7.          De plus, le ministre a déterminé que l'appelante n'occupait pas un emploi assurable car elle et le payeur avaient dans le cadre de l'emploi en cause un lien de dépendance de fait.

8.          En effet, le ministre s'est appuyé sur les faits présumés suivants :

a)          l'appelante travaillait comme serveuse et s'occupait de la comptabilité et des commissions;

b)          l'appelante travaillait tous les jours;

c)          l'appelante travaillait de 65 à 100 heures par semaine pour l'entreprise;

d)          le nombre d'heures et les jours travaillés démontrent un lien de dépendance;

e)          l'appelante recevait comme rémunération un salaire de 350 $ par deux semaines auquel s'ajoutait des pourboires de 50 $ à 100 $ par semaine;

f)           l'appelante travaillait pour le payeur à un taux d'environ 3,00 $ de l'heure;

g)          les serveuses embauchées par le payeur étaient rémunérées au taux prescrit de 6,75 $ de l'heure selon la Commission des Normes du Travail;

h)          l'appelante travaillait pour le payeur à un taux horaire réduit;

i)           l'appelante a travaillé pour le payeur sans rémunération du 19 au 23 décembre 2004;

j)           la rémunération de l'appelante était déraisonnable;

k)          l'implication de l'appelante, par la quantité d'heures de travail et en acceptant un taux horaire réduit, était telle que l'appelante n'aurait pu être remplacée par un travailleur non-lié dans les mêmes circonstances.

[5]      L'appelante a admis les faits présumés du Ministre énoncés aux alinéas 5a) à 5d), 5f), 5g), 5k) à 5m), 6a), 8a), 8c), 8e), 8g) et 8i); elle a nié ceux énoncés aux alinéas 5h), 5j), 5o), 6c) à 6e), 8b), 8d), 8f), 8h), 8j) et 8k); elle a voulu apporter des précisions à ceux énoncés aux alinéas 5e), 5i) et 5n).

[6]      L'appelante a précisé que les heures d'ouverture du restaurant étaient flexibles, selon l'achalandage.

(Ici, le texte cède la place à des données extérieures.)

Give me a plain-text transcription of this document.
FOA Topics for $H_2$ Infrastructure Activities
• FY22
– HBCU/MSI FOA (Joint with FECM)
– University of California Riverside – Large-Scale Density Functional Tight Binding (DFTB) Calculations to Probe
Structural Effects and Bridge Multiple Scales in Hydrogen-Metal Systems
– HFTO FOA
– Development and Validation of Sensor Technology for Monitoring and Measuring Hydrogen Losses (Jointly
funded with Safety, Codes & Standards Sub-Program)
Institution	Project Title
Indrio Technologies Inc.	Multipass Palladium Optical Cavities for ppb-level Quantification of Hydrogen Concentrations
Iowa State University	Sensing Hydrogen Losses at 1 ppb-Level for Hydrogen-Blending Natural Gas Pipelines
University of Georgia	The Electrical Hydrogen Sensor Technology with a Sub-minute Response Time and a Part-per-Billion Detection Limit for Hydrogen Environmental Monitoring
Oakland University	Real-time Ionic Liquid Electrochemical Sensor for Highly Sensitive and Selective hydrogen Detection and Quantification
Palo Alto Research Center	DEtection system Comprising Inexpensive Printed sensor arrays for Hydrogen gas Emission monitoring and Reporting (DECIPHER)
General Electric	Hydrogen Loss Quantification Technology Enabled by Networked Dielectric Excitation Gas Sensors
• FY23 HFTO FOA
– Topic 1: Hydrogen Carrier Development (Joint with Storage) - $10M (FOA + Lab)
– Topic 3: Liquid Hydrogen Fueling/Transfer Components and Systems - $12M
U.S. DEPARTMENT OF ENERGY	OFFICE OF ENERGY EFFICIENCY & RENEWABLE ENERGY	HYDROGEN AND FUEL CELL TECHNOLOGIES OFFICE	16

Il en est de même pour le partage de son horaire hebdomadaire. Sa disponibilité pour ses tâches à la comptabilité et aux courses pouvait varier selon son nombre d'heures de travail comme serveuse.

[7]      Il a été établi que l'actionnaire Gérard Delavaud ne travaillait pas au commerce et ne participait pas aux décisions prises au restaurant. David Delavaud a affirmé aux agents d'enquête que son père figurait comme actionnaire mais qu'il ne voulait pas s'impliquer dans les affaires courantes du restaurant puisqu'il était trop impliqué dans sa propre entreprise, c'est-à-dire son restaurant. Les enquêteurs ont aussi appris de Gérard Delavaud qu'il n'était pas au courant des affaires du payeur, ni des menus, ni des finances du commerce, ni des salaires versés aux deux autres actionnaires qui eux travaillaient dans le restaurant. Il a révélé qu'il ignorait qui avait investi dans le commerce mais il a dit croire que tous les fournisseurs avaient été payés.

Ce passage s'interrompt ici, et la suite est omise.